5. En premier lieu, la méconnaissance alléguée de l'article L. 511-4 2° du code de l'entrée et du séjour des étrangers et du droit d'asile ne constitue pas un moyen d'ordre public, de sorte que les premiers juges, en ne la relevant pas d'office, n'ont, en tout état de cause, pas entaché leur jugement d'irrégularité.
6. En deuxième lieu, il résulte des termes de la décision attaquée que, contrairement à ce que soutient la requérante, les premiers juges n'ont pas omis d'examiner le moyen tiré de l'erreur manifeste d'appréciation commise par le préfet dans l'examen des conséquences de l'obligation de quitter le territoire français sur sa situation personnelle.
7. Il résulte de ce qui vient d'être exposé que les moyens tirés de l'irrégularité du jugement doivent être écartés.

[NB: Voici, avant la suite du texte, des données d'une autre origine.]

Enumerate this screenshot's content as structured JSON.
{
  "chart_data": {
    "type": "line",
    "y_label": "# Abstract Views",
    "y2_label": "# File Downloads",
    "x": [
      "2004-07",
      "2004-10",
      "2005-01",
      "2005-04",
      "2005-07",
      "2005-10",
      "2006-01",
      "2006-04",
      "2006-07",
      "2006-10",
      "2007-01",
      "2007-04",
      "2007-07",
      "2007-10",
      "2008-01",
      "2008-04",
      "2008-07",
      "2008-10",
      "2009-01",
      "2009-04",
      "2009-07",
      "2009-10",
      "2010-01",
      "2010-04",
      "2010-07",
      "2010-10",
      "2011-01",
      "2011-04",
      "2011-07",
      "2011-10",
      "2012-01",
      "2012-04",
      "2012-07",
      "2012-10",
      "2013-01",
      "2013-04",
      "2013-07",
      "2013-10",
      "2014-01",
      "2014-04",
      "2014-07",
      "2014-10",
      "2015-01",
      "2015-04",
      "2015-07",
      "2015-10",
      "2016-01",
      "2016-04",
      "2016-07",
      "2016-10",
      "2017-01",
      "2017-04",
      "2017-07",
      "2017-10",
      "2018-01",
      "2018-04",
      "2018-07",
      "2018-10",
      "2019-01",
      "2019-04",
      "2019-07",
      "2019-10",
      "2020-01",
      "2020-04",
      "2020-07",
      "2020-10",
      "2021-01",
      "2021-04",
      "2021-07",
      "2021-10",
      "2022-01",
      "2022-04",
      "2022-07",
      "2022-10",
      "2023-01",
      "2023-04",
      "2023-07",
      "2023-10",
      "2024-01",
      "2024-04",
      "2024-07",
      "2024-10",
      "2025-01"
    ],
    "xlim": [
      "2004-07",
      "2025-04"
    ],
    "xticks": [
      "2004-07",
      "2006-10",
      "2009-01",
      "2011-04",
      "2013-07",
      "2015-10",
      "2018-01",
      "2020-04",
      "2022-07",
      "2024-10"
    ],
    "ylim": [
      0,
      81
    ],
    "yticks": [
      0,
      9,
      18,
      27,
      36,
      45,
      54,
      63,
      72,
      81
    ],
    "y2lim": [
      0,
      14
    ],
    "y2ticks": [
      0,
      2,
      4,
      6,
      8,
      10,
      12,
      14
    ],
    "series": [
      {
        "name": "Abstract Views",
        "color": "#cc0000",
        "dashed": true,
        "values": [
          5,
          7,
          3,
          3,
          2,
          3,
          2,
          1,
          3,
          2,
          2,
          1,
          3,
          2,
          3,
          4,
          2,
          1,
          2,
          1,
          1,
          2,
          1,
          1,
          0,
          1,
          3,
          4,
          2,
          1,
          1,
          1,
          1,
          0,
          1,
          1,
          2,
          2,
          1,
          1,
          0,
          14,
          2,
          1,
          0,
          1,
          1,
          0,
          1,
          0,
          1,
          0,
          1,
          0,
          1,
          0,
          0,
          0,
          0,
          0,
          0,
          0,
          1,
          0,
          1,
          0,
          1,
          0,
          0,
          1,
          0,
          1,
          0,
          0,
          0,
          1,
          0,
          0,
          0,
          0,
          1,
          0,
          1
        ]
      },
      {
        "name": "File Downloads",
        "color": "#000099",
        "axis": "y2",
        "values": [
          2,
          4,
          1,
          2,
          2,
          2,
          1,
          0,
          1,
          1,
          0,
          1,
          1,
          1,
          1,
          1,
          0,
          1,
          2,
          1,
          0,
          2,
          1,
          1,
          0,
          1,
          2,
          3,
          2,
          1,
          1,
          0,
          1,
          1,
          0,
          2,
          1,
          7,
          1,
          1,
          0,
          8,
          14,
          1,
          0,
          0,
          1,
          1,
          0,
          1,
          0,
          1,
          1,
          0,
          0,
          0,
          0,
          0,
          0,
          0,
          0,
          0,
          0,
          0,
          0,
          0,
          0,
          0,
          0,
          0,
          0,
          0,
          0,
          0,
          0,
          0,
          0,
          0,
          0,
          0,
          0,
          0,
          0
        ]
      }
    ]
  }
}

Sur le bien-fondé du jugement attaqué :
Sur le refus de séjour :
8. Aux termes de l'article L. 313-11 du code de l'entrée et du séjour des étrangers et du droit d'asile : " Sauf si sa présence constitue une menace pour l'ordre public, la carte de séjour temporaire portant la mention " vie privée et familiale " est délivrée de plein droit: / (...)
7° A l'étranger ne vivant pas en état de polygamie, qui n'entre pas dans les catégories précédentes ou dans celles qui ouvrent droit au regroupement familial, dont les liens personnels et familiaux en France, appréciés notamment au regard de leur intensité, de leur ancienneté et de leur stabilité, des conditions d'existence de l'intéressé, de son insertion dans la société française ainsi que de la nature de ses liens avec la famille restée dans le pays d'origine, sont tels que le refus d'autoriser son séjour porterait à son droit au respect de sa vie privée et familiale une atteinte disproportionnée au regard des motifs du refus, sans que la condition prévue à l'article L. 313-2 soit exigée. L'insertion de l'étranger dans la société française est évaluée en tenant compte notamment de sa connaissance des valeurs de la République ". Aux termes de l'article 8 de la convention européenne de sauvegarde des droits de l'homme et des libertés fondamentales : " 1. Toute personne a droit au respect de sa vie privée et familiale, de son domicile et de sa correspondance. ...".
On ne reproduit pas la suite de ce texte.